3. North of the Hindu Kush mountains of Afghanistan, Buzhkashi is the game of choice. It is played everywhere there are horses, flat space, and room for lots of spectators. The game has simple rules. The field is about as large as a football field, but in place of a goal post, there is a white circle perhaps 15 feet in diameter at each end.

The number of players can vary, but is usually between 10 and 20 on a side. All players are mounted on horseback. The "ball" - aka the buzh - is either a headless goat, or a headless calf. The idea is to remain mounted while carrying the buzh to the team's goal to be dropped within the circle. Each member of the opposing team tries to take the buzh away from whoever on the other team is carrying it, in the hopes of getting the buzh to their own goal. The game continues until both teams tire out, or the number of injuries to men and horses becomes, by agreement, no longer acceptable.

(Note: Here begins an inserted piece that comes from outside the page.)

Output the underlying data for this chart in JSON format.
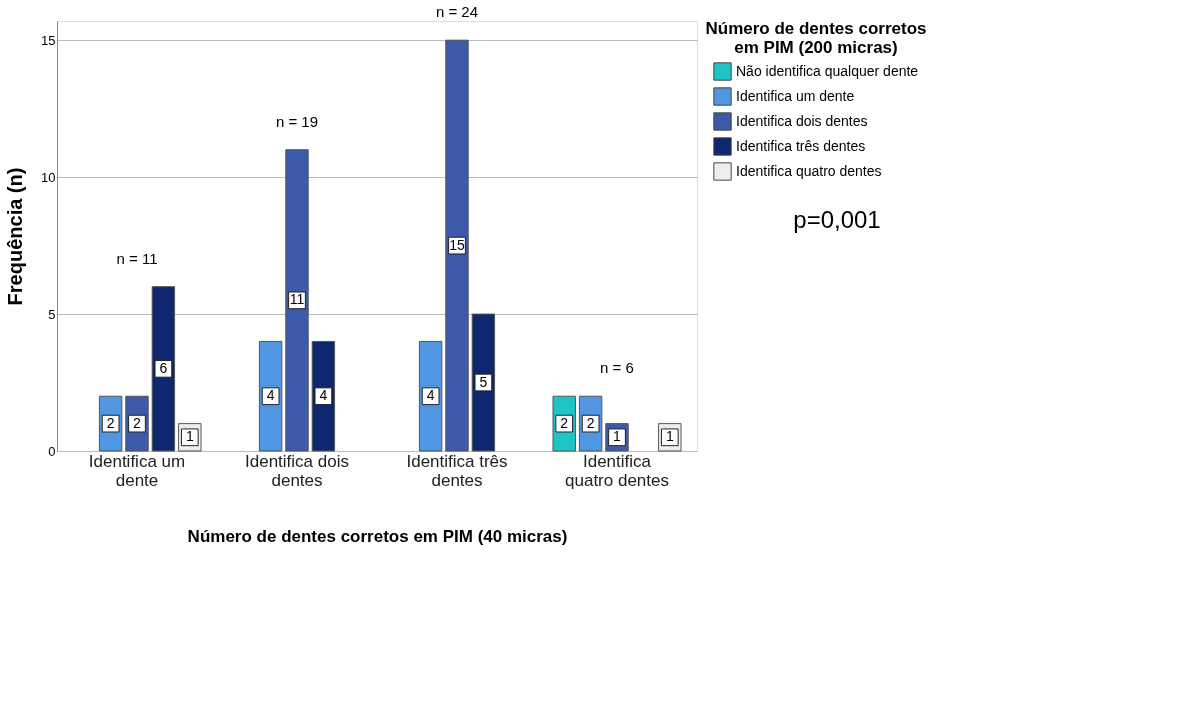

Though Buzhkashi is mostly associated with the north of Afghanistan, horsemanship and horse husbandry is an art form across Afghanistan. "Tent-pegging" on horseback is a competitive sport in the south of the country. In tent-pegging a man on horseback carries a long lance at a full gallop toward a line of tent pegs. The pegs are partially buried in a row along the path of gallop. The idea is to use the lance to uproot as many of the pegs in the row as possible during the gallop. Each gallop is usually accompanied by loud drumming on Afghan Tablas. The drumming builds to a crescendo through the run.

Tent-pegging has roots in the Afghan war with the British army in the mid-1800's. Then, the idea was, in a fast surprise attack, to uproot the pegs, and thus cause British tents - always carefully lined up in rows and ranks - to collapse on their occupants. Thus confused and entangled, the soldiers were easy prey to the second set of galloping Afghan horsemen.